Jayaramu Veianthan, Zulkafli Zed, De Stercke Simon, Buytaert Wouter, Rahmat Fariq, Abdul Rahman Ribhan Zafira, Ishak Asnor Juraiza, Tahir Wardah, Ab Rahman Jamalludin, Mohd Fuzi Nik Mohd Hafiz
Department of Civil Engineering, Universiti Putra Malaysia, Serdang, Malaysia.
Department of Civil and Environmental Engineering, Imperial College London, London, UK.
Int J Biometeorol. 2023 Mar;67(3):423-437. doi: 10.1007/s00484-022-02422-y. Epub 2023 Jan 31.
Leptospirosis is a zoonosis that has been linked to hydrometeorological variability. Hydrometeorological averages and extremes have been used before as drivers in the statistical prediction of disease. However, their importance and predictive capacity are still little known.

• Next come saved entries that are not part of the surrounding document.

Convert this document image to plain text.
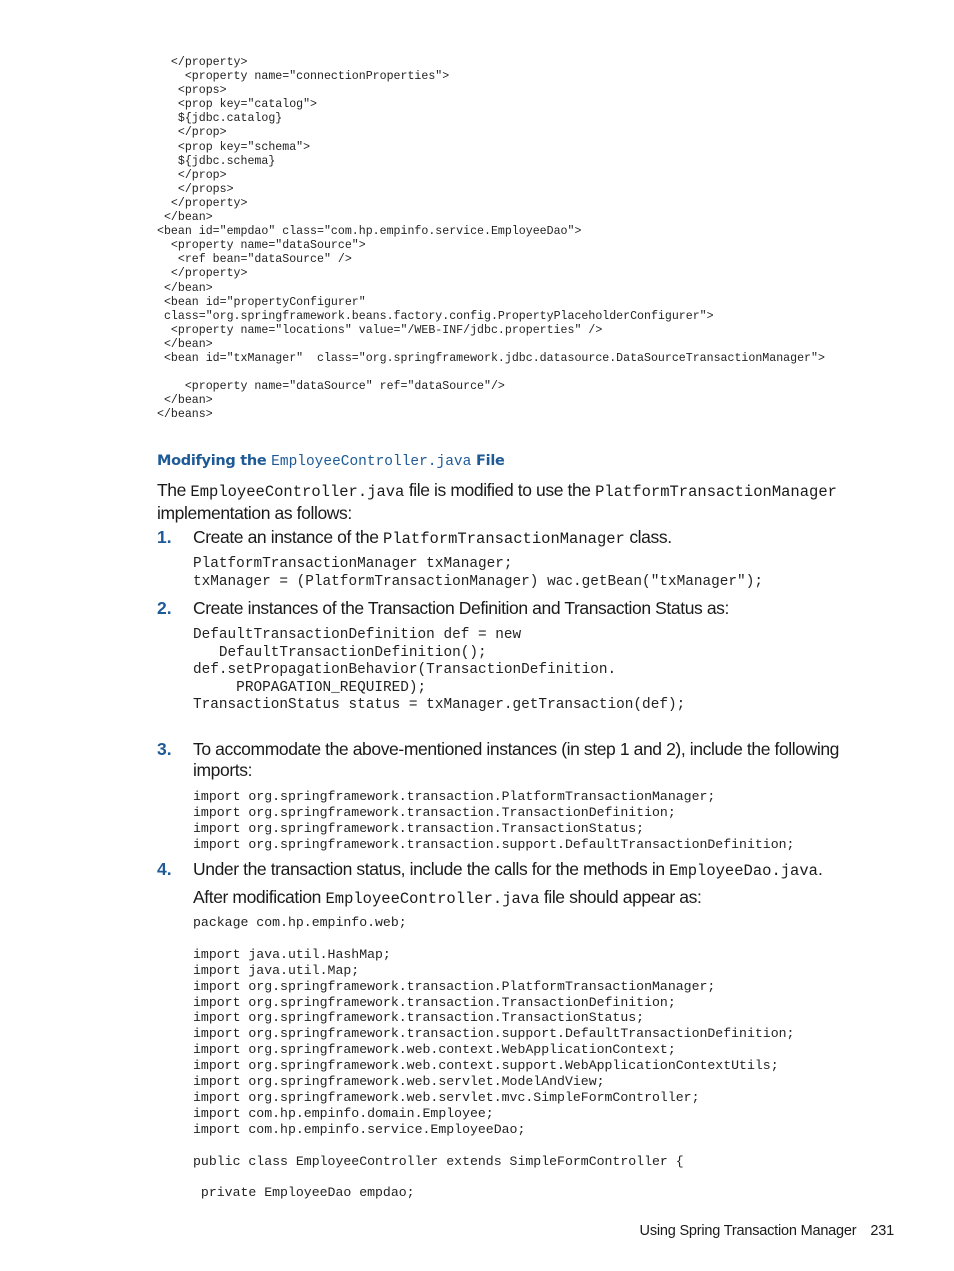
</property>
<property name="connectionProperties">
<props>
<prop key="catalog">
${jdbc.catalog}
</prop>
<prop key="schema">
${jdbc.schema}
</prop>
</props>
</property>
</bean>
<bean id="empdao" class="com.hp.empinfo.service.EmployeeDao">
<property name="dataSource">
<ref bean="dataSource" />
</property>
</bean>
<bean id="propertyConfigurer"
class="org.springframework.beans.factory.config.PropertyPlaceholderConfigurer">
<property name="locations" value="/WEB-INF/jdbc.properties" />
</bean>
<bean id="txManager"  class="org.springframework.jdbc.datasource.DataSourceTransactionManager">

<property name="dataSource" ref="dataSource"/>
</bean>
</beans>
Modifying the EmployeeController.java File
The EmployeeController.java file is modified to use the PlatformTransactionManager implementation as follows:
1. Create an instance of the PlatformTransactionManager class.
PlatformTransactionManager txManager;
txManager = (PlatformTransactionManager) wac.getBean("txManager");
2. Create instances of the Transaction Definition and Transaction Status as:
DefaultTransactionDefinition def = new
DefaultTransactionDefinition();
def.setPropagationBehavior(TransactionDefinition.
PROPAGATION_REQUIRED);
TransactionStatus status = txManager.getTransaction(def);
3. To accommodate the above-mentioned instances (in step 1 and 2), include the following imports:
import org.springframework.transaction.PlatformTransactionManager;
import org.springframework.transaction.TransactionDefinition;
import org.springframework.transaction.TransactionStatus;
import org.springframework.transaction.support.DefaultTransactionDefinition;
4. Under the transaction status, include the calls for the methods in EmployeeDao.java.
After modification EmployeeController.java file should appear as:
package com.hp.empinfo.web;

import java.util.HashMap;
import java.util.Map;
import org.springframework.transaction.PlatformTransactionManager;
import org.springframework.transaction.TransactionDefinition;
import org.springframework.transaction.TransactionStatus;
import org.springframework.transaction.support.DefaultTransactionDefinition;
import org.springframework.web.context.WebApplicationContext;
import org.springframework.web.context.support.WebApplicationContextUtils;
import org.springframework.web.servlet.ModelAndView;
import org.springframework.web.servlet.mvc.SimpleFormController;
import com.hp.empinfo.domain.Employee;
import com.hp.empinfo.service.EmployeeDao;

public class EmployeeController extends SimpleFormController {

private EmployeeDao empdao;
Using Spring Transaction Manager 231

In this study, the use of a random forest classifier was explored to analyze the relative importance of hydrometeorological indices in developing the leptospirosis model and to evaluate the performance of models based on the type of indices used, using case data from three districts in Kelantan, Malaysia, that experience annual monsoonal rainfall and flooding. First, hydrometeorological data including rainfall, streamflow, water level, relative humidity, and temperature were transformed into 164 weekly average and extreme indices in accordance with the Expert Team on Climate Change Detection and Indices (ETCCDI). Then, weekly case occurrences were classified into binary classes "high" and "low" based on an average threshold. Seventeen models based on "average," "extreme," and "mixed" indices were trained by optimizing the feature subsets based on the model computed mean decrease Gini (MDG) scores. The variable importance was assessed through cross-correlation analysis and the MDG score. The average and extreme models showed similar prediction accuracy ranges (61.5-76.1% and 72.3-77.0%) while the mixed models showed an improvement (71.7-82.6% prediction accuracy). An extreme model was the most sensitive while an average model was the most specific. The time lag associated with the driving indices agreed with the seasonality of the monsoon. The rainfall variable (extreme) was the most important in classifying the leptospirosis occurrence while streamflow was the least important despite showing higher correlations with leptospirosis.
钩端螺旋体病是一种人畜共患病,与水文气象变化有关。水文气象平均值和极值以前曾被用作疾病统计预测的驱动因素。然而,它们的重要性和预测能力仍然鲜为人知。在本研究中,利用马来西亚吉兰丹三个地区的病例数据,这些地区每年都有季风降雨和洪水,探讨使用随机森林分类器来分析水文气象指数在建立钩端螺旋体病模型中的相对重要性,并根据所使用的指数类型评估模型的性能。首先,根据气候变化检测与指数专家小组(ETCCDI),将包括降雨量、流量、水位、相对湿度和温度在内的水文气象数据转换为164个每周平均值和极值指数。然后,根据平均阈值将每周病例发生情况分为“高”和“低”两个二元类别。基于“平均”、“极值”和“混合”指数的17个模型通过基于模型计算的平均基尼系数下降(MDG)分数优化特征子集进行训练。通过互相关分析和MDG分数评估变量重要性。平均模型和极值模型显示出相似的预测准确率范围(61.5-76.1%和72.3-77.0%),而混合模型显示出改进(预测准确率71.7-82.6%)。极值模型最敏感,而平均模型最具特异性。与驱动指数相关的时间滞后与季风的季节性一致。降雨变量(极值)在钩端螺旋体病发生分类中最重要,而流量尽管与钩端螺旋体病显示出较高的相关性,但最不重要。